Trent Alexander-Arnold is probably the poster boy for this evolution.
Under Jurgen Klopp, the academy graduate has emerged as a vital part of Liverpool’s threat moving forward. The 20-year-old racked up 17 assists in all competitions, second was his fellow fullback, Andy Robertson with 13.
In comparison to Azpilicueta, who only racked up 6 in 57 appearances, the disparity is there to see between two ends of the spectrum. It is fair to note the England international plays in a more buoyant and higher performing side which has been guided under one manager’s vision for nearly four years. Whilst the Spaniard is now being coached by his seventh manager since arriving in SW6.
The stats still speak volumes as to where the Blues need to improve to catch up with both Liverpool and Manchester City in the same area.
Even the likes of Leicester City in the rapid Ricardo Pereira adds a threat which Chelsea experienced first hand when the Foxes earned a point at Stamford Bridge a few weeks back.
Creating goals isn’t the only reason for concern as in the second half collapse against Sheffield United, both of the Blades goals emanated from the same area. Azpilicueta was easily beaten by wingback Enda Stevens who would then cross to find Callum Robinson to easily tap in only a minute into the second half.

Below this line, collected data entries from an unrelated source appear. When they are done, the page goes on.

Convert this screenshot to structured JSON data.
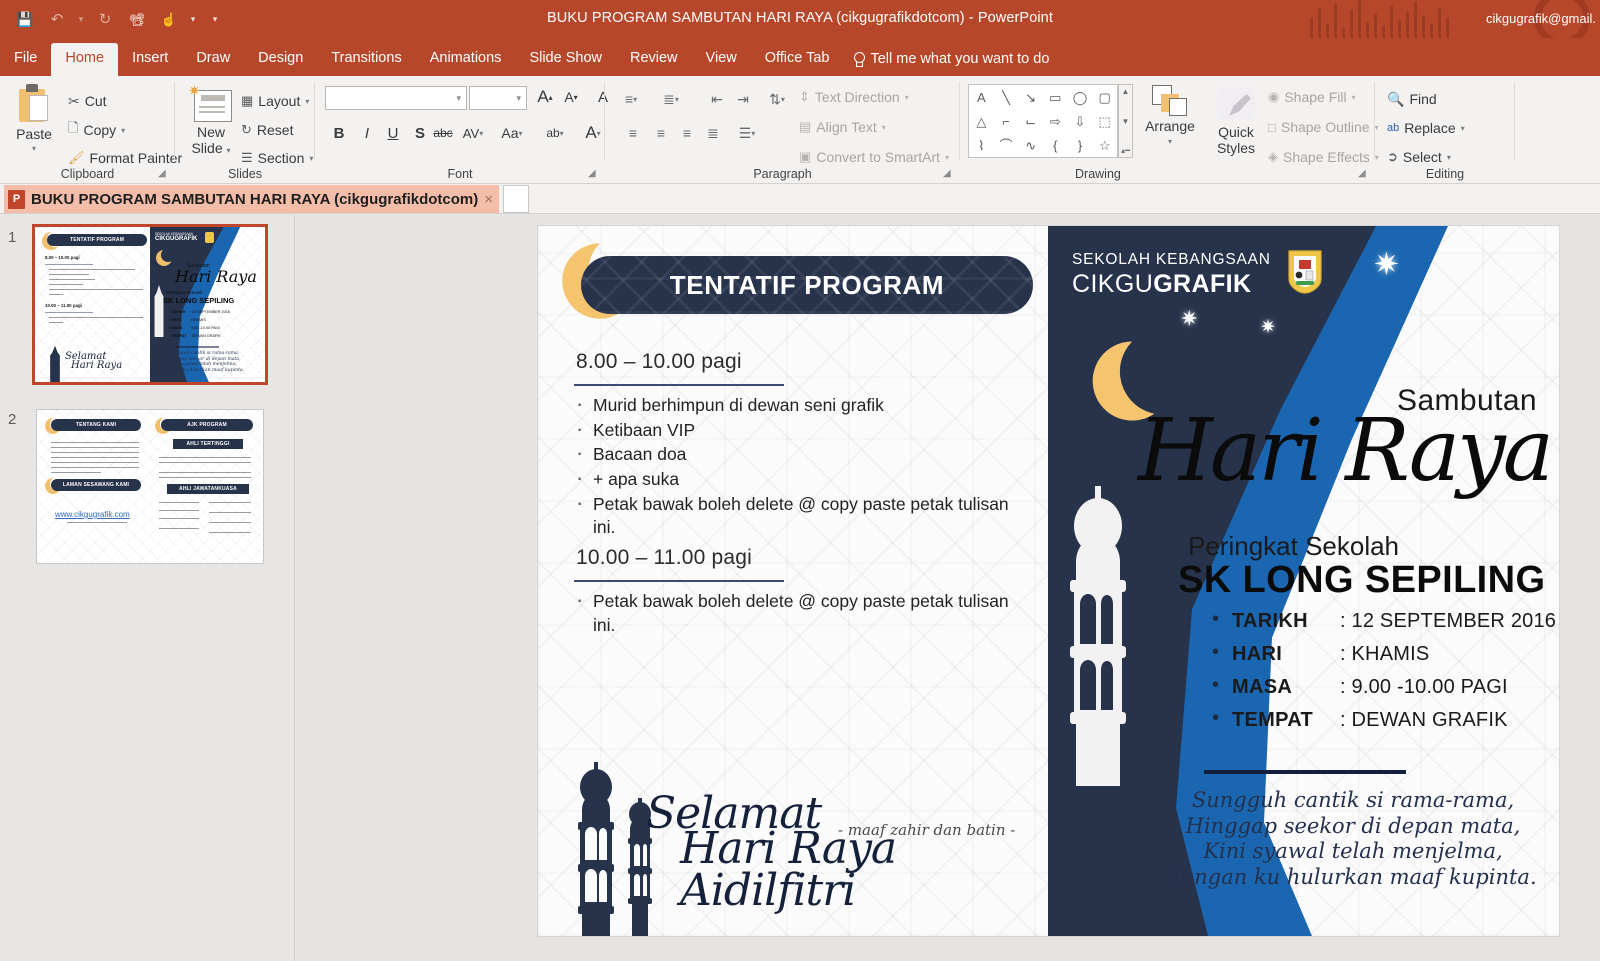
{
  "titlebar": {
    "document_title": "BUKU PROGRAM SAMBUTAN HARI RAYA (cikgugrafikdotcom)  -  PowerPoint",
    "account": "cikgugrafik@gmail.",
    "qat": [
      {
        "name": "save-icon",
        "glyph": "💾"
      },
      {
        "name": "undo-icon",
        "glyph": "↶"
      },
      {
        "name": "undo-dropdown-icon",
        "glyph": "▾"
      },
      {
        "name": "redo-icon",
        "glyph": "↻"
      },
      {
        "name": "start-slideshow-icon",
        "glyph": "⌨"
      },
      {
        "name": "touch-mode-icon",
        "glyph": "☝"
      },
      {
        "name": "touch-dropdown-icon",
        "glyph": "▾"
      },
      {
        "name": "customize-qat-icon",
        "glyph": "‗"
      }
    ]
  },
  "tabs": [
    {
      "label": "File",
      "active": false
    },
    {
      "label": "Home",
      "active": true
    },
    {
      "label": "Insert",
      "active": false
    },
    {
      "label": "Draw",
      "active": false
    },
    {
      "label": "Design",
      "active": false
    },
    {
      "label": "Transitions",
      "active": false
    },
    {
      "label": "Animations",
      "active": false
    },
    {
      "label": "Slide Show",
      "active": false
    },
    {
      "label": "Review",
      "active": false
    },
    {
      "label": "View",
      "active": false
    },
    {
      "label": "Office Tab",
      "active": false
    }
  ],
  "tellme": "Tell me what you want to do",
  "ribbon": {
    "clipboard": {
      "group_label": "Clipboard",
      "paste_label": "Paste",
      "cut_label": "Cut",
      "copy_label": "Copy",
      "format_painter_label": "Format Painter"
    },
    "slides": {
      "group_label": "Slides",
      "new_slide_label_line1": "New",
      "new_slide_label_line2": "Slide",
      "layout_label": "Layout",
      "reset_label": "Reset",
      "section_label": "Section"
    },
    "font": {
      "group_label": "Font",
      "font_name_value": "",
      "font_size_value": "",
      "increase_font_label": "A",
      "decrease_font_label": "A",
      "clear_formatting_label": "A",
      "bold_label": "B",
      "italic_label": "I",
      "underline_label": "U",
      "shadow_label": "S",
      "strikethrough_label": "abc",
      "character_spacing_label": "AV",
      "change_case_label": "Aa",
      "text_highlight_label": "ab",
      "font_color_label": "A"
    },
    "paragraph": {
      "group_label": "Paragraph",
      "text_direction_label": "Text Direction",
      "align_text_label": "Align Text",
      "convert_smartart_label": "Convert to SmartArt"
    },
    "drawing": {
      "group_label": "Drawing",
      "arrange_label": "Arrange",
      "quick_styles_line1": "Quick",
      "quick_styles_line2": "Styles",
      "shape_fill_label": "Shape Fill",
      "shape_outline_label": "Shape Outline",
      "shape_effects_label": "Shape Effects",
      "shapes": [
        "A",
        "╲",
        "↘",
        "▭",
        "◯",
        "▢",
        "△",
        "⌐",
        "⌙",
        "⇨",
        "⇩",
        "⬚",
        "⌇",
        "⌒",
        "∿",
        "{",
        "}",
        "☆"
      ]
    },
    "editing": {
      "group_label": "Editing",
      "find_label": "Find",
      "replace_label": "Replace",
      "select_label": "Select"
    }
  },
  "doctab": {
    "label": "BUKU PROGRAM SAMBUTAN HARI RAYA (cikgugrafikdotcom)",
    "icon_glyph": "P",
    "close_glyph": "×"
  },
  "thumbnails": [
    {
      "number": "1",
      "selected": true
    },
    {
      "number": "2",
      "selected": false
    }
  ],
  "slide": {
    "left_page": {
      "header_title": "TENTATIF PROGRAM",
      "sections": [
        {
          "time": "8.00 – 10.00 pagi",
          "items": [
            "Murid berhimpun di dewan seni grafik",
            "Ketibaan VIP",
            "Bacaan doa",
            "+ apa suka",
            "Petak bawak boleh delete @ copy paste petak tulisan ini."
          ]
        },
        {
          "time": "10.00 – 11.00 pagi",
          "items": [
            "Petak bawak boleh delete @ copy paste petak tulisan ini."
          ]
        }
      ],
      "greeting_line1": "Selamat",
      "greeting_line2": "Hari Raya Aidilfitri",
      "greeting_sub": "- maaf zahir dan batin -"
    },
    "right_page": {
      "school_line1": "SEKOLAH KEBANGSAAN",
      "school_line2_a": "CIKGU",
      "school_line2_b": "GRAFIK",
      "sambutan": "Sambutan",
      "hari_raya": "Hari Raya",
      "peringkat": "Peringkat Sekolah",
      "school_name": "SK LONG SEPILING",
      "details": [
        {
          "key": "TARIKH",
          "value": ": 12 SEPTEMBER 2016"
        },
        {
          "key": "HARI",
          "value": ":  KHAMIS"
        },
        {
          "key": "MASA",
          "value": ": 9.00 -10.00 PAGI"
        },
        {
          "key": "TEMPAT",
          "value": ": DEWAN GRAFIK"
        }
      ],
      "pantun": [
        "Sungguh cantik si rama-rama,",
        "Hinggap seekor di depan mata,",
        "Kini syawal telah menjelma,",
        "Tangan ku hulurkan maaf kupinta."
      ]
    }
  },
  "thumb2": {
    "header_left": "TENTANG KAMI",
    "header_right": "AJK PROGRAM",
    "sub_right": "AHLI TERTINGGI",
    "sub_right2": "AHLI JAWATANKUASA",
    "header_left2": "LAMAN SESAWANG KAMI",
    "website": "www.cikgugrafik.com"
  },
  "colors": {
    "ribbon_accent": "#b7472a",
    "navy": "#27324b",
    "blue": "#1b66b0",
    "gold": "#f2c06c",
    "tab_bg": "#f4bda9"
  }
}
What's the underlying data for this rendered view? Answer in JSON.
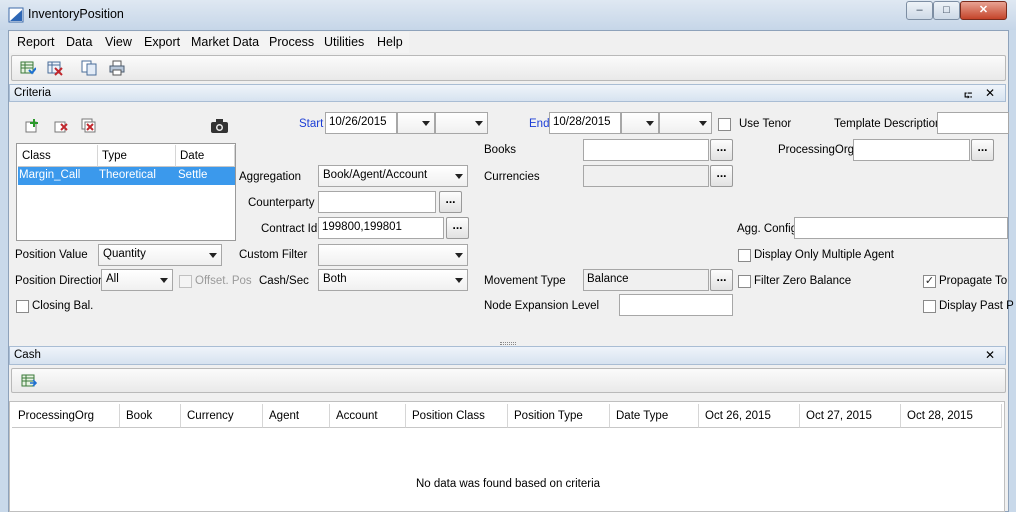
{
  "window": {
    "title": "InventoryPosition",
    "min": "–",
    "max": "□",
    "close": "✕"
  },
  "menu": [
    "Report",
    "Data",
    "View",
    "Export",
    "Market Data",
    "Process",
    "Utilities",
    "Help"
  ],
  "criteria": {
    "header": "Criteria",
    "pin": "⮓",
    "close": "✕",
    "class_table": {
      "columns": [
        "Class",
        "Type",
        "Date"
      ],
      "rows": [
        {
          "class": "Margin_Call",
          "type": "Theoretical",
          "date": "Settle"
        }
      ]
    },
    "start_label": "Start",
    "start_value": "10/26/2015",
    "end_label": "End",
    "end_value": "10/28/2015",
    "use_tenor": "Use Tenor",
    "template_description": "Template Description",
    "aggregation_label": "Aggregation",
    "aggregation_value": "Book/Agent/Account",
    "counterparty_label": "Counterparty",
    "contract_id_label": "Contract Id",
    "contract_id_value": "199800,199801",
    "custom_filter_label": "Custom Filter",
    "position_value_label": "Position Value",
    "position_value_value": "Quantity",
    "position_direction_label": "Position Direction",
    "position_direction_value": "All",
    "offset_pos": "Offset. Pos",
    "cash_sec_label": "Cash/Sec",
    "cash_sec_value": "Both",
    "closing_bal": "Closing Bal.",
    "books_label": "Books",
    "currencies_label": "Currencies",
    "processing_org_label": "ProcessingOrg",
    "agg_config_label": "Agg. Config",
    "display_only_multiple_agent": "Display Only Multiple Agent",
    "movement_type_label": "Movement Type",
    "movement_type_value": "Balance",
    "filter_zero_balance": "Filter Zero Balance",
    "propagate_to": "Propagate To",
    "node_expansion_level": "Node Expansion Level",
    "display_past": "Display Past P",
    "dots": "...",
    "checked_mark": "✓"
  },
  "cash": {
    "header": "Cash",
    "close": "✕",
    "columns": [
      "ProcessingOrg",
      "Book",
      "Currency",
      "Agent",
      "Account",
      "Position Class",
      "Position Type",
      "Date Type",
      "Oct 26, 2015",
      "Oct 27, 2015",
      "Oct 28, 2015"
    ],
    "empty_message": "No data was found based on criteria"
  },
  "colors": {
    "accent": "#1c3ed6",
    "selection": "#3b99ec"
  }
}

The leveller a minute from time came once again from the right, as the first scorer Robertson would easily shrug off Azpilicueta and swing in the cross which Kurt Zouma would inadvertently divert into the back of his own net.

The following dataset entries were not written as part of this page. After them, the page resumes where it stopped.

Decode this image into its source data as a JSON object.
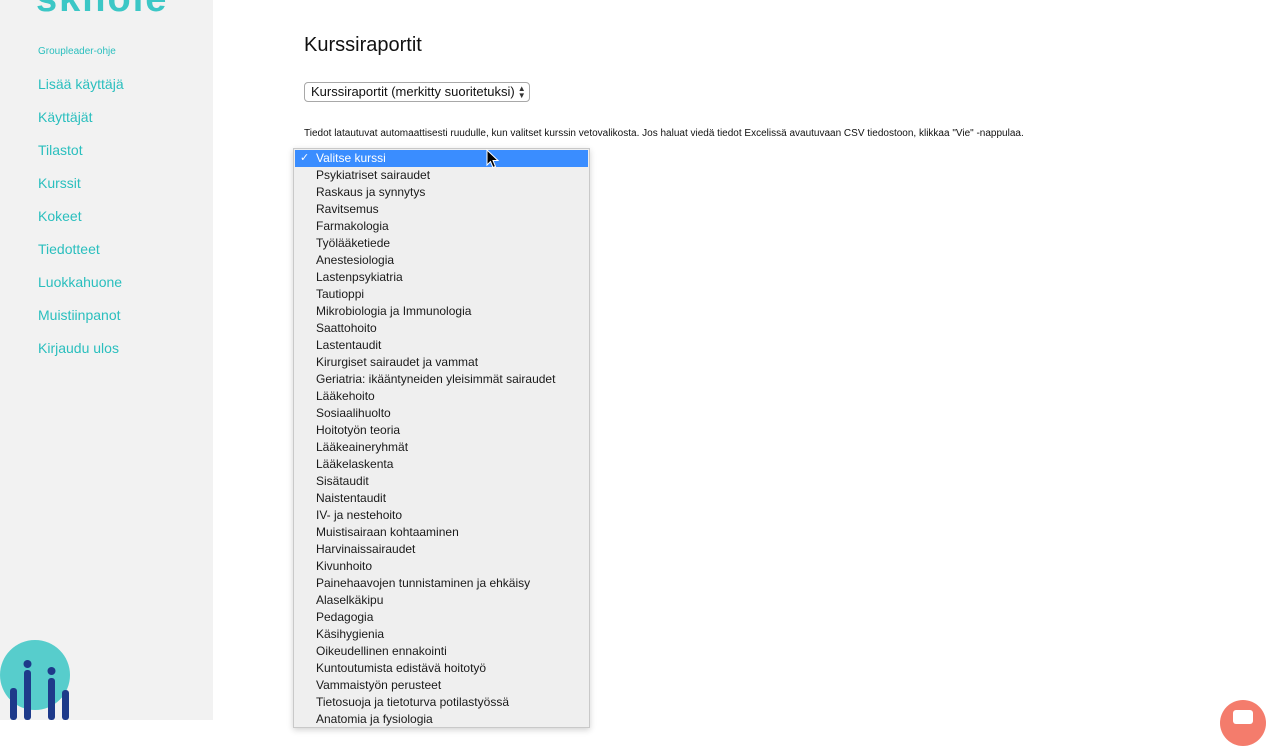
{
  "sidebar": {
    "logo": "skhole",
    "group_link": "Groupleader-ohje",
    "nav": [
      {
        "label": "Lisää käyttäjä"
      },
      {
        "label": "Käyttäjät"
      },
      {
        "label": "Tilastot"
      },
      {
        "label": "Kurssit"
      },
      {
        "label": "Kokeet"
      },
      {
        "label": "Tiedotteet"
      },
      {
        "label": "Luokkahuone"
      },
      {
        "label": "Muistiinpanot"
      },
      {
        "label": "Kirjaudu ulos"
      }
    ]
  },
  "main": {
    "title": "Kurssiraportit",
    "report_select": {
      "value": "Kurssiraportit (merkitty suoritetuksi)"
    },
    "info_text": "Tiedot latautuvat automaattisesti ruudulle, kun valitset kurssin vetovalikosta. Jos haluat viedä tiedot Excelissä avautuvaan CSV tiedostoon, klikkaa \"Vie\" -nappulaa."
  },
  "course_dropdown": {
    "selected_index": 0,
    "options": [
      "Valitse kurssi",
      "Psykiatriset sairaudet",
      "Raskaus ja synnytys",
      "Ravitsemus",
      "Farmakologia",
      "Työlääketiede",
      "Anestesiologia",
      "Lastenpsykiatria",
      "Tautioppi",
      "Mikrobiologia ja Immunologia",
      "Saattohoito",
      "Lastentaudit",
      "Kirurgiset sairaudet ja vammat",
      "Geriatria: ikääntyneiden yleisimmät sairaudet",
      "Lääkehoito",
      "Sosiaalihuolto",
      "Hoitotyön teoria",
      "Lääkeaineryhmät",
      "Lääkelaskenta",
      "Sisätaudit",
      "Naistentaudit",
      "IV- ja nestehoito",
      "Muistisairaan kohtaaminen",
      "Harvinaissairaudet",
      "Kivunhoito",
      "Painehaavojen tunnistaminen ja ehkäisy",
      "Alaselkäkipu",
      "Pedagogia",
      "Käsihygienia",
      "Oikeudellinen ennakointi",
      "Kuntoutumista edistävä hoitotyö",
      "Vammaistyön perusteet",
      "Tietosuoja ja tietoturva potilastyössä",
      "Anatomia ja fysiologia"
    ]
  },
  "colors": {
    "brand": "#2abfbe",
    "selection": "#3a8dff",
    "chat": "#f47c6c",
    "sidebar_bg": "#f2f2f2"
  },
  "icons": {
    "cursor": "mouse-pointer-icon",
    "chat": "chat-icon"
  }
}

A bit like the start of Chelsea’s disastrous 2015/16 campaign, the right side of the defence became an easy target as Branislav Ivanovic became isolated and easily exploited on many occasions.
Lampard’s young Chelsea side have struggled to keep the ball and show composure when the game has turned against them. With the likes of Fikayo Tomori, Mason Mount, Tammy Abraham and Christian Pulisic – all under 23 on the pitch, it is the responsibility of the wiser heads to steady the ship. However, the skipper gave possession away 20 times, three times more than any other player on the pitch.
In a season where youth and inexperience is at the core of Chelsea’s image, Lampard needs his older heads to show the way in rocky moments and Azpilicueta hasn’t shown this ability.
There were many other issues surrounding the club at the start of that horrific period but the similarities are there to shine a light on and Frank Lampard needs to find a solution. That solution to many will come from the 19-year-old in Reece James who shone in a poor Wigan side last season.
Will James provide that answer? Time will tell but it is certain Chelsea’s manager will give players a chance, regardless of age.
That isn’t to say Azpilicueta has nothing to offer this season. His defensive awareness, versatilely and professionalism is one of the best at the club and can help a younger James to break in, during a transitional period.
His time at the club will go down as an overwhelming success and an amazing servant to Chelsea. There won’t be many bad words said about him by any fan worth their salt, though every player’s time comes to an end and for Chelsea to move forward, there should be no room for sentiment.